Everyone’s favourite classic motorcycle garden party delivered again in incredible style. In the midst of a heatwave, this year saw more dust than mud.
The beauty of the Malle is the run-what-you-brung element. With off-the-shelf Bonnevilles, customised Bobbers, and original and unrestored Tiger T100s, the Malle is a gold mine of incredible Triumphs.
This year’s long, hot summer turned a southern-England muddy sprint, slalom and hill climb into something reminiscent of a desert race. Plumes of dust were kicked up by all manner of vintage machines that would otherwise be in museums and new bikes that usually only see tarmac.
Attention to detail
The Malle Mile is a release for anyone wanting to race their bike. It’s a slick and well-organised event, yet retains the feeling of turning up at a good friend’s house – albeit a picturesque Georgian manor.

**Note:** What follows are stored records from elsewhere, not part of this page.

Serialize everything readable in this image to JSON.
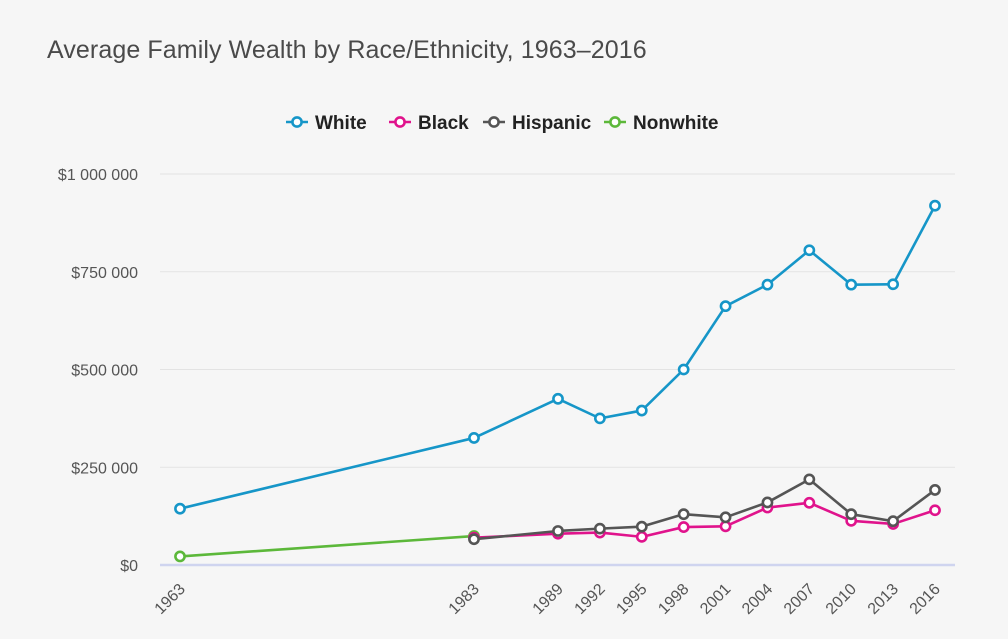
{
  "chart_data": {
    "type": "line",
    "title": "Average Family Wealth by Race/Ethnicity, 1963–2016",
    "xlabel": "",
    "ylabel": "",
    "x": [
      1963,
      1983,
      1989,
      1992,
      1995,
      1998,
      2001,
      2004,
      2007,
      2010,
      2013,
      2016
    ],
    "x_tick_labels": [
      "1963",
      "1983",
      "1989",
      "1992",
      "1995",
      "1998",
      "2001",
      "2004",
      "2007",
      "2010",
      "2013",
      "2016"
    ],
    "y_ticks": [
      0,
      250000,
      500000,
      750000,
      1000000
    ],
    "y_tick_labels": [
      "$0",
      "$250 000",
      "$500 000",
      "$750 000",
      "$1 000 000"
    ],
    "ylim": [
      0,
      1000000
    ],
    "legend_position": "top-center",
    "grid": true,
    "series": [
      {
        "name": "White",
        "color": "#1696c8",
        "x": [
          1963,
          1983,
          1989,
          1992,
          1995,
          1998,
          2001,
          2004,
          2007,
          2010,
          2013,
          2016
        ],
        "values": [
          144000,
          325000,
          425000,
          375000,
          395000,
          500000,
          662000,
          717000,
          805000,
          717000,
          718000,
          919000
        ]
      },
      {
        "name": "Black",
        "color": "#e0138c",
        "x": [
          1983,
          1989,
          1992,
          1995,
          1998,
          2001,
          2004,
          2007,
          2010,
          2013,
          2016
        ],
        "values": [
          70000,
          80000,
          83000,
          72000,
          97000,
          99000,
          147000,
          159000,
          113000,
          105000,
          140000
        ]
      },
      {
        "name": "Hispanic",
        "color": "#555555",
        "x": [
          1983,
          1989,
          1992,
          1995,
          1998,
          2001,
          2004,
          2007,
          2010,
          2013,
          2016
        ],
        "values": [
          66000,
          87000,
          93000,
          98000,
          130000,
          122000,
          160000,
          219000,
          130000,
          112000,
          192000
        ]
      },
      {
        "name": "Nonwhite",
        "color": "#5cb83a",
        "x": [
          1963,
          1983
        ],
        "values": [
          22000,
          74000
        ]
      }
    ]
  }
}
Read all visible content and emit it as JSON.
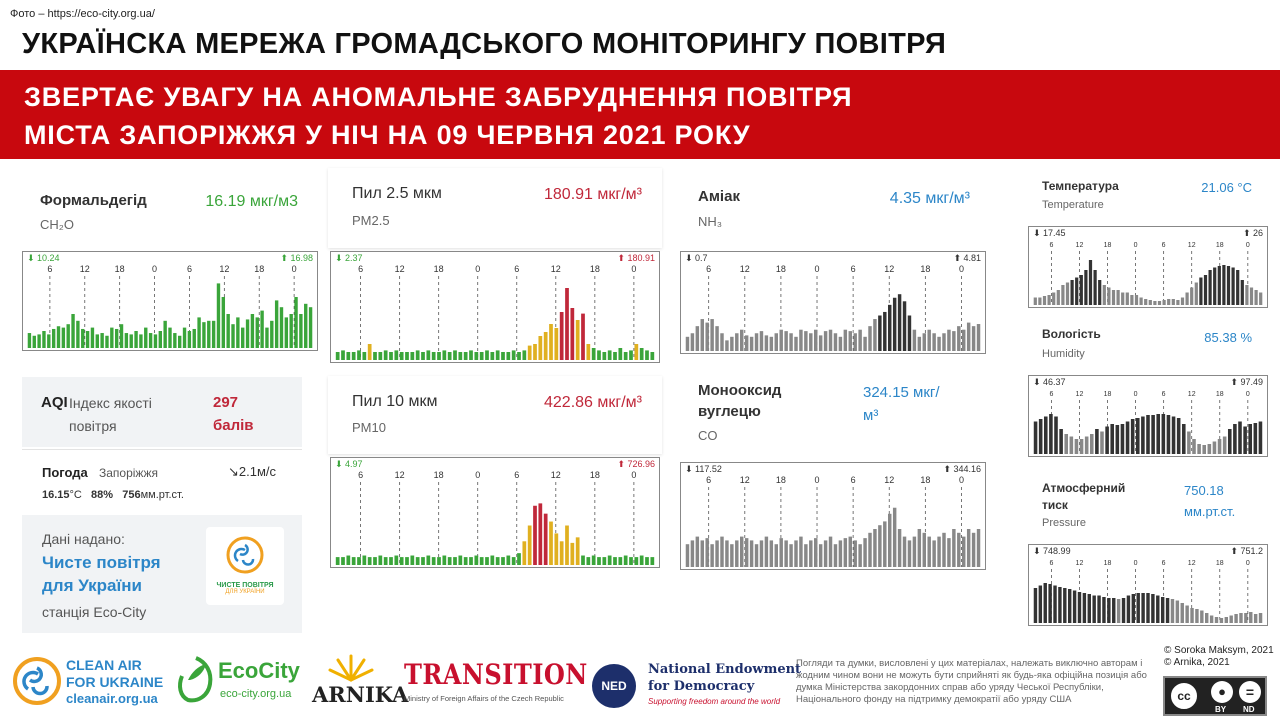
{
  "photo_credit": "Фото – https://eco-city.org.ua/",
  "title": "УКРАЇНСКА МЕРЕЖА ГРОМАДСЬКОГО МОНІТОРИНГУ ПОВІТРЯ",
  "banner": {
    "line1": "ЗВЕРТАЄ УВАГУ НА АНОМАЛЬНЕ ЗАБРУДНЕННЯ ПОВІТРЯ",
    "line2": "МІСТА ЗАПОРІЖЖЯ У НІЧ НА 09 ЧЕРВНЯ 2021 РОКУ"
  },
  "colors": {
    "green": "#3aa53a",
    "yellow": "#e0b020",
    "red": "#c0283a",
    "dark": "#333333",
    "grey": "#888888",
    "banner": "#c8080e"
  },
  "hour_labels": [
    "6",
    "12",
    "18",
    "0",
    "6",
    "12",
    "18",
    "0"
  ],
  "panels": {
    "ch2o": {
      "name": "Формальдегід",
      "formula": "CH₂O",
      "value": "16.19 мкг/м3",
      "min": "10.24",
      "max": "16.98",
      "color": "green",
      "bars": [
        0.22,
        0.18,
        0.2,
        0.25,
        0.2,
        0.28,
        0.32,
        0.3,
        0.35,
        0.5,
        0.4,
        0.28,
        0.25,
        0.3,
        0.2,
        0.22,
        0.18,
        0.3,
        0.28,
        0.35,
        0.22,
        0.2,
        0.25,
        0.2,
        0.3,
        0.22,
        0.2,
        0.25,
        0.4,
        0.3,
        0.22,
        0.18,
        0.3,
        0.25,
        0.28,
        0.45,
        0.38,
        0.4,
        0.4,
        0.95,
        0.75,
        0.5,
        0.35,
        0.45,
        0.3,
        0.42,
        0.5,
        0.45,
        0.55,
        0.3,
        0.4,
        0.7,
        0.6,
        0.45,
        0.5,
        0.75,
        0.5,
        0.65,
        0.6
      ]
    },
    "pm25": {
      "name": "Пил 2.5 мкм",
      "code": "PM2.5",
      "value": "180.91 мкг/м³",
      "min": "2.37",
      "max": "180.91",
      "bars": [
        0.1,
        0.12,
        0.1,
        0.1,
        0.12,
        0.1,
        0.2,
        0.1,
        0.1,
        0.12,
        0.1,
        0.12,
        0.1,
        0.1,
        0.1,
        0.12,
        0.1,
        0.12,
        0.1,
        0.1,
        0.12,
        0.1,
        0.12,
        0.1,
        0.1,
        0.12,
        0.1,
        0.1,
        0.12,
        0.1,
        0.12,
        0.1,
        0.1,
        0.12,
        0.1,
        0.12,
        0.18,
        0.2,
        0.3,
        0.35,
        0.45,
        0.4,
        0.6,
        0.9,
        0.65,
        0.5,
        0.58,
        0.2,
        0.15,
        0.12,
        0.1,
        0.12,
        0.1,
        0.15,
        0.1,
        0.12,
        0.2,
        0.15,
        0.12,
        0.1
      ]
    },
    "ammonia": {
      "name": "Аміак",
      "formula": "NH₃",
      "value": "4.35 мкг/м³",
      "min": "0.7",
      "max": "4.81",
      "color": "dark",
      "bars": [
        0.2,
        0.25,
        0.35,
        0.45,
        0.4,
        0.45,
        0.35,
        0.25,
        0.15,
        0.2,
        0.25,
        0.3,
        0.22,
        0.2,
        0.25,
        0.28,
        0.22,
        0.2,
        0.25,
        0.3,
        0.28,
        0.25,
        0.2,
        0.3,
        0.28,
        0.25,
        0.3,
        0.22,
        0.28,
        0.3,
        0.25,
        0.2,
        0.3,
        0.28,
        0.25,
        0.3,
        0.2,
        0.35,
        0.45,
        0.5,
        0.55,
        0.65,
        0.75,
        0.8,
        0.7,
        0.5,
        0.3,
        0.2,
        0.25,
        0.3,
        0.25,
        0.2,
        0.25,
        0.3,
        0.28,
        0.35,
        0.3,
        0.4,
        0.35,
        0.38
      ]
    },
    "temp": {
      "name": "Температура",
      "sub": "Temperature",
      "value": "21.06 °C",
      "min": "17.45",
      "max": "26",
      "color": "dark",
      "bars": [
        0.15,
        0.15,
        0.18,
        0.2,
        0.25,
        0.3,
        0.4,
        0.45,
        0.5,
        0.55,
        0.6,
        0.7,
        0.9,
        0.7,
        0.5,
        0.4,
        0.35,
        0.3,
        0.3,
        0.25,
        0.25,
        0.2,
        0.2,
        0.15,
        0.12,
        0.1,
        0.08,
        0.08,
        0.1,
        0.12,
        0.12,
        0.1,
        0.15,
        0.25,
        0.35,
        0.45,
        0.55,
        0.6,
        0.7,
        0.75,
        0.78,
        0.8,
        0.78,
        0.75,
        0.7,
        0.5,
        0.4,
        0.35,
        0.3,
        0.25
      ]
    },
    "co": {
      "name1": "Монооксид",
      "name2": "вуглецю",
      "code": "CO",
      "value1": "324.15 мкг/",
      "value2": "м³",
      "min": "117.52",
      "max": "344.16",
      "color": "grey",
      "bars": [
        0.3,
        0.35,
        0.4,
        0.35,
        0.38,
        0.3,
        0.35,
        0.4,
        0.35,
        0.3,
        0.35,
        0.4,
        0.38,
        0.35,
        0.3,
        0.35,
        0.4,
        0.35,
        0.3,
        0.38,
        0.35,
        0.3,
        0.35,
        0.4,
        0.3,
        0.35,
        0.38,
        0.3,
        0.35,
        0.4,
        0.3,
        0.35,
        0.38,
        0.4,
        0.35,
        0.3,
        0.38,
        0.45,
        0.5,
        0.55,
        0.6,
        0.7,
        0.78,
        0.5,
        0.4,
        0.35,
        0.4,
        0.5,
        0.45,
        0.4,
        0.35,
        0.4,
        0.45,
        0.38,
        0.5,
        0.45,
        0.4,
        0.5,
        0.45,
        0.5
      ]
    },
    "humid": {
      "name": "Вологість",
      "sub": "Humidity",
      "value": "85.38 %",
      "min": "46.37",
      "max": "97.49",
      "color": "dark",
      "bars": [
        0.65,
        0.7,
        0.75,
        0.8,
        0.75,
        0.5,
        0.4,
        0.35,
        0.3,
        0.3,
        0.35,
        0.4,
        0.5,
        0.45,
        0.55,
        0.6,
        0.58,
        0.6,
        0.65,
        0.7,
        0.72,
        0.75,
        0.78,
        0.78,
        0.8,
        0.8,
        0.78,
        0.75,
        0.72,
        0.6,
        0.45,
        0.3,
        0.2,
        0.18,
        0.2,
        0.25,
        0.3,
        0.35,
        0.5,
        0.6,
        0.65,
        0.55,
        0.6,
        0.62,
        0.65
      ]
    },
    "pm10": {
      "name": "Пил 10 мкм",
      "code": "PM10",
      "value": "422.86 мкг/м³",
      "min": "4.97",
      "max": "726.96",
      "bars": [
        0.1,
        0.1,
        0.12,
        0.1,
        0.1,
        0.12,
        0.1,
        0.1,
        0.12,
        0.1,
        0.1,
        0.12,
        0.1,
        0.1,
        0.12,
        0.1,
        0.1,
        0.12,
        0.1,
        0.1,
        0.12,
        0.1,
        0.1,
        0.12,
        0.1,
        0.1,
        0.12,
        0.1,
        0.1,
        0.12,
        0.1,
        0.1,
        0.12,
        0.1,
        0.15,
        0.3,
        0.5,
        0.75,
        0.78,
        0.65,
        0.55,
        0.4,
        0.3,
        0.5,
        0.28,
        0.35,
        0.12,
        0.1,
        0.12,
        0.1,
        0.1,
        0.12,
        0.1,
        0.1,
        0.12,
        0.1,
        0.1,
        0.12,
        0.1,
        0.1
      ]
    },
    "pressure": {
      "name1": "Атмосферний",
      "name2": "тиск",
      "sub": "Pressure",
      "value1": "750.18",
      "value2": "мм.рт.ст.",
      "min": "748.99",
      "max": "751.2",
      "color": "dark",
      "bars": [
        0.7,
        0.75,
        0.8,
        0.78,
        0.75,
        0.72,
        0.7,
        0.68,
        0.65,
        0.62,
        0.6,
        0.58,
        0.55,
        0.55,
        0.52,
        0.5,
        0.5,
        0.48,
        0.5,
        0.55,
        0.58,
        0.6,
        0.6,
        0.6,
        0.58,
        0.55,
        0.52,
        0.5,
        0.48,
        0.45,
        0.4,
        0.35,
        0.3,
        0.28,
        0.25,
        0.2,
        0.15,
        0.12,
        0.1,
        0.12,
        0.15,
        0.18,
        0.2,
        0.2,
        0.22,
        0.18,
        0.2
      ]
    }
  },
  "aqi": {
    "label": "AQI",
    "desc1": "Індекс якості",
    "desc2": "повітря",
    "value1": "297",
    "value2": "балів"
  },
  "weather": {
    "label": "Погода",
    "city": "Запоріжжя",
    "wind": "2.1м/с",
    "temp": "16.15",
    "temp_unit": "°C",
    "humidity": "88%",
    "pressure": "756",
    "pressure_unit": "мм.рт.ст."
  },
  "provider": {
    "label": "Дані надано:",
    "name1": "Чисте повітря",
    "name2": "для України",
    "station": "станція Eco-City",
    "logo_text1": "ЧИСТЕ ПОВІТРЯ",
    "logo_text2": "ДЛЯ УКРАЇНИ"
  },
  "footer": {
    "clean_air": {
      "l1": "CLEAN AIR",
      "l2": "FOR UKRAINE",
      "l3": "cleanair.org.ua"
    },
    "ecocity": {
      "l1": "EcoCity",
      "l2": "eco-city.org.ua"
    },
    "arnika": "ARNIKA",
    "transition": {
      "l1": "TRANSITION",
      "l2": "Ministry of Foreign Affairs of the Czech Republic"
    },
    "ned": {
      "badge": "NED",
      "l1": "National Endowment",
      "l2": "for Democracy",
      "l3": "Supporting freedom around the world"
    },
    "disclaimer": "Погляди та думки, висловлені у цих матеріалах, належать виключно авторам і жодним чином вони не можуть бути сприйняті як будь-яка офіційна позиція або думка Міністерства закордонних справ або уряду Чеської Республіки, Національного фонду на підтримку демократії або уряду США",
    "copyright1": "© Soroka Maksym, 2021",
    "copyright2": "© Arnika, 2021",
    "cc": {
      "by": "BY",
      "nd": "ND"
    }
  }
}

Walking around the paddock you’re greeted with the smell of hot engines and the unmistakable brap-brap of scramblers a few metres away, squirming their way around the slalom. What the Mile does well is attention to detail. Nothing looks out of place. A rustic corrugated tin-fronted burrito van and ice creams sold out of a tiny caravan help convince you that you’re part of a nostalgic dream.
As one of the few events to offer run-what-you-brung, for many it’s quite literally the stuff dreams are made of. Roll up and go racing. FTR caught up with two riders dipping their toes for the first time in competitive off-road motorcycling.
David Methley hops off his Steve McQueen 2012 Special Edition: “As a complete novice you can compete on a bit of grass. My main aim was not to drop it – and I didn’t! It was really exciting, I was on road tyres so I wasn’t competitive, but I had a lot of fun. I kept it in first and blasted along, but I changed up just over the line. It felt incredibly fast on my road tyres.”
On something a bit older, Ashley Bond finished the sprint on his 1936 T100C: “It’s a really relaxing environment. I feel like I’ve stepped through a time portal. I trailered the bike here in a 25-year-old Range Rover, so I’m embracing the retro life! It’s been a really special experience to get this motorcycle doing what it was built for. The T100C was made as a competition machine, so I thought I have to enter it in a competition once in its life.”
Some of the world’s most famous Triumphs were displayed as part of the Dick Shepard Collection. In immaculate condition stood the Speed Twin that broke the Brooklands speed record in 1938 and the Thruxton 500-mile winner T110 that inspired the Thruxton name.
With its Gary Nixon paint job and combination of old-meets-new, a 2004 Bonneville caught our eye. It turns out it’s from the mind of Ace Classics’ custom builder Kev Rushworth: “We specialise in classic Triumphs, but we’ve decided to do something different. This is a 2004 Bonneville that we’ve put an original T140 tank on, headlight and handlebars on to make it look a bit like an original desert racer.
“We slimmed down the mudguards, put tiny indicators on it, blanked off the rear footrests and made lots of tiny changes. We are so pleased with it. I had no idea what I wanted to do with it initially, all I knew is that I wanted that old Gary Nixon paint job from the 70s. The matte finish gives it a more modern update, but I think it looks surprisingly close to those old racers.”
Triumphs made up a good portion of the line-up at 2018’s Mile and demonstrates how well the modern bikes sit alongside the classic T100s, Rickman-Metisse Scramblers and original Bonnies.
As the dust settled it became clear that the Mile punches well above its weight for a motorcycle festival, with some of the most historically significant Triumphs and close, competitive racing. Is there anywhere better to be on a sunny weekend in July? It has our vote.